Und darum suche ich eben nach Tricks und Kniffen, wie man sich von dieser Vorstellung lösen kann, dass die Worte Worte sein dürfen und nicht Bilder sein müssen.

Als Leser lesen: Dumme Frage von mir, aber geht das überhaupt? Wenn ich lese (zumindest belletristisches Material), dann schaue ich trotzdem: Wie hat der Autor ein Problem gelöst? Wie sind die Charaktere gezeichnet? Oh, ein Wort, dass ich nicht kenne. Das übernehme ich in meinen Wortschatz. Und noch so einiges mehr.

LG
Feuertraum
Was hat eigentlich He-Man studiert, dass er einen Master of the universe hat?

Wallrabe

#25
Zitat von: Feuertraum am 27. Oktober 2015, 14:34:01
Als Leser lesen: Dumme Frage von mir, aber geht das überhaupt? Wenn ich lese (zumindest belletristisches Material), dann schaue ich trotzdem: Wie hat der Autor ein Problem gelöst? Wie sind die Charaktere gezeichnet? Oh, ein Wort, dass ich nicht kenne. Das übernehme ich in meinen Wortschatz. Und noch so einiges mehr.

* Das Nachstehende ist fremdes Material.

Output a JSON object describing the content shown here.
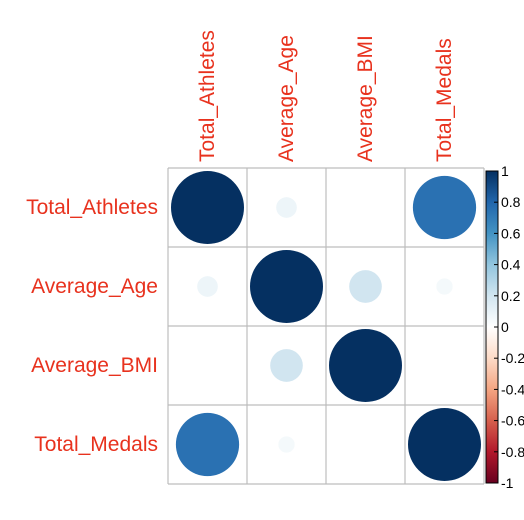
{
  "chart_data": {
    "type": "heatmap",
    "variables": [
      "Total_Athletes",
      "Average_Age",
      "Average_BMI",
      "Total_Medals"
    ],
    "matrix": [
      [
        1.0,
        0.08,
        0.0,
        0.75
      ],
      [
        0.08,
        1.0,
        0.2,
        0.05
      ],
      [
        0.0,
        0.2,
        1.0,
        0.0
      ],
      [
        0.75,
        0.05,
        0.0,
        1.0
      ]
    ],
    "colorbar": {
      "min": -1,
      "max": 1,
      "tick_values": [
        1,
        0.8,
        0.6,
        0.4,
        0.2,
        0,
        -0.2,
        -0.4,
        -0.6,
        -0.8,
        -1
      ],
      "tick_labels": [
        "1",
        "0.8",
        "0.6",
        "0.4",
        "0.2",
        "0",
        "-0.2",
        "-0.4",
        "-0.6",
        "-0.8",
        "-1"
      ],
      "colors": [
        "#67001f",
        "#b2182b",
        "#d6604d",
        "#f4a582",
        "#fddbc7",
        "#ffffff",
        "#d1e5f0",
        "#92c5de",
        "#4393c3",
        "#2166ac",
        "#053061"
      ]
    },
    "label_color": "#e8321e",
    "grid_color": "#bdbdbd",
    "legend_position": "right"
  }
}
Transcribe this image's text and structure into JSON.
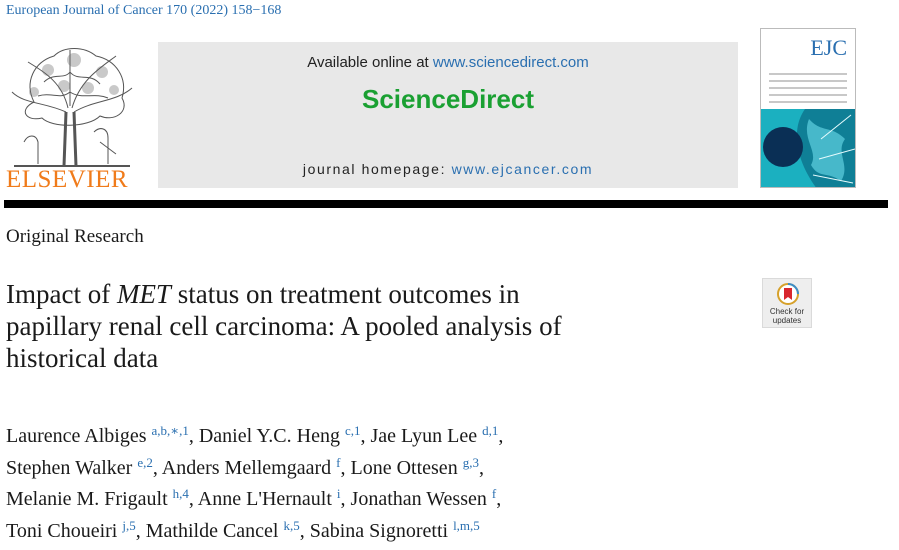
{
  "header": {
    "citation": "European Journal of Cancer 170 (2022) 158−168",
    "publisher_logo_text": "ELSEVIER",
    "available_prefix": "Available online at ",
    "available_link": "www.sciencedirect.com",
    "sciencedirect_brand": "ScienceDirect",
    "homepage_prefix": "journal homepage: ",
    "homepage_link": "www.ejcancer.com",
    "cover_title": "EJC"
  },
  "article_type": "Original Research",
  "title": {
    "line1_before": "Impact of ",
    "line1_italic": "MET",
    "line1_after": " status on treatment outcomes in",
    "line2": "papillary renal cell carcinoma: A pooled analysis of",
    "line3": "historical data"
  },
  "check_updates": {
    "line1": "Check for",
    "line2": "updates"
  },
  "authors": [
    {
      "name": "Laurence Albiges",
      "aff": "a,b,∗,1",
      "sep": ", "
    },
    {
      "name": "Daniel Y.C. Heng",
      "aff": "c,1",
      "sep": ", "
    },
    {
      "name": "Jae Lyun Lee",
      "aff": "d,1",
      "sep": ","
    },
    {
      "name": "Stephen Walker",
      "aff": "e,2",
      "sep": ", "
    },
    {
      "name": "Anders Mellemgaard",
      "aff": "f",
      "sep": ", "
    },
    {
      "name": "Lone Ottesen",
      "aff": "g,3",
      "sep": ","
    },
    {
      "name": "Melanie M. Frigault",
      "aff": "h,4",
      "sep": ", "
    },
    {
      "name": "Anne L'Hernault",
      "aff": "i",
      "sep": ", "
    },
    {
      "name": "Jonathan Wessen",
      "aff": "f",
      "sep": ","
    },
    {
      "name": "Toni Choueiri",
      "aff": "j,5",
      "sep": ", "
    },
    {
      "name": "Mathilde Cancel",
      "aff": "k,5",
      "sep": ", "
    },
    {
      "name": "Sabina Signoretti",
      "aff": "l,m,5",
      "sep": ""
    }
  ],
  "colors": {
    "link": "#2a6fb0",
    "elsevier_orange": "#f07b1a",
    "sciencedirect_green": "#1aa032",
    "panel_gray": "#e8e8e8"
  }
}
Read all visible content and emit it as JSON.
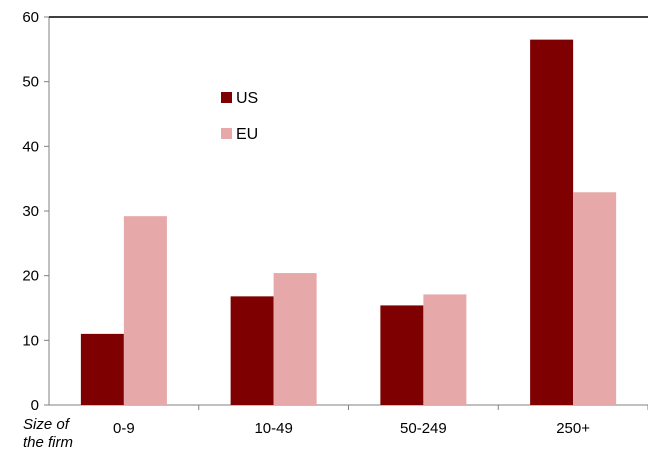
{
  "chart_data": {
    "type": "bar",
    "categories": [
      "0-9",
      "10-49",
      "50-249",
      "250+"
    ],
    "series": [
      {
        "name": "US",
        "values": [
          11,
          16.8,
          15.4,
          56.5
        ],
        "color": "#7f0000"
      },
      {
        "name": "EU",
        "values": [
          29.2,
          20.4,
          17.1,
          32.9
        ],
        "color": "#e6a8a8"
      }
    ],
    "xlabel_lines": [
      "Size of",
      "the firm"
    ],
    "ylim": [
      0,
      60
    ],
    "yticks": [
      0,
      10,
      20,
      30,
      40,
      50,
      60
    ],
    "grid": false,
    "legend_position": "top-center"
  }
}
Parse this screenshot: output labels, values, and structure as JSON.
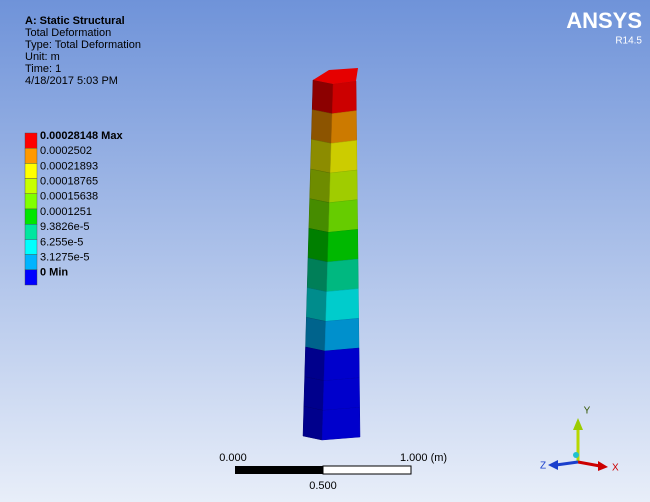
{
  "header": {
    "title": "A: Static Structural",
    "lines": [
      "Total Deformation",
      "Type: Total Deformation",
      "Unit: m",
      "Time: 1",
      "4/18/2017 5:03 PM"
    ]
  },
  "logo": {
    "name": "ANSYS",
    "version": "R14.5"
  },
  "legend": {
    "entries": [
      {
        "label": "0.00028148 Max",
        "color": "#ff0000"
      },
      {
        "label": "0.0002502",
        "color": "#ff9900"
      },
      {
        "label": "0.00021893",
        "color": "#ffff00"
      },
      {
        "label": "0.00018765",
        "color": "#c8ff00"
      },
      {
        "label": "0.00015638",
        "color": "#80ff00"
      },
      {
        "label": "0.0001251",
        "color": "#00e600"
      },
      {
        "label": "9.3826e-5",
        "color": "#00e6a0"
      },
      {
        "label": "6.255e-5",
        "color": "#00ffff"
      },
      {
        "label": "3.1275e-5",
        "color": "#00b4ff"
      },
      {
        "label": "0 Min",
        "color": "#0000ff"
      }
    ]
  },
  "scale_bar": {
    "labels": [
      "0.000",
      "1.000 (m)",
      "0.500"
    ]
  },
  "triad": {
    "x": "X",
    "y": "Y",
    "z": "Z"
  }
}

Als Autor den Leser mimen - nun, ein Stück weit geht es denke ich definitiv. Das "Problem" aber ist, dass man allein schon anders an etwas herangeht, weil man oft "mehr" sieht, als der, der sich noch nie mit dem Schreiben beschäftigt hat. Wie ein Architekt, der kaum anders kann, als bei einem auch nur halbwegs interessanten Bauwerk über die Statik oder die verwendeten Baustoffe nachzusinnen. Ganz davon zu schweigen, was er bei Gebäuden denkt, die seiner eigenen Feder entsprungen sind.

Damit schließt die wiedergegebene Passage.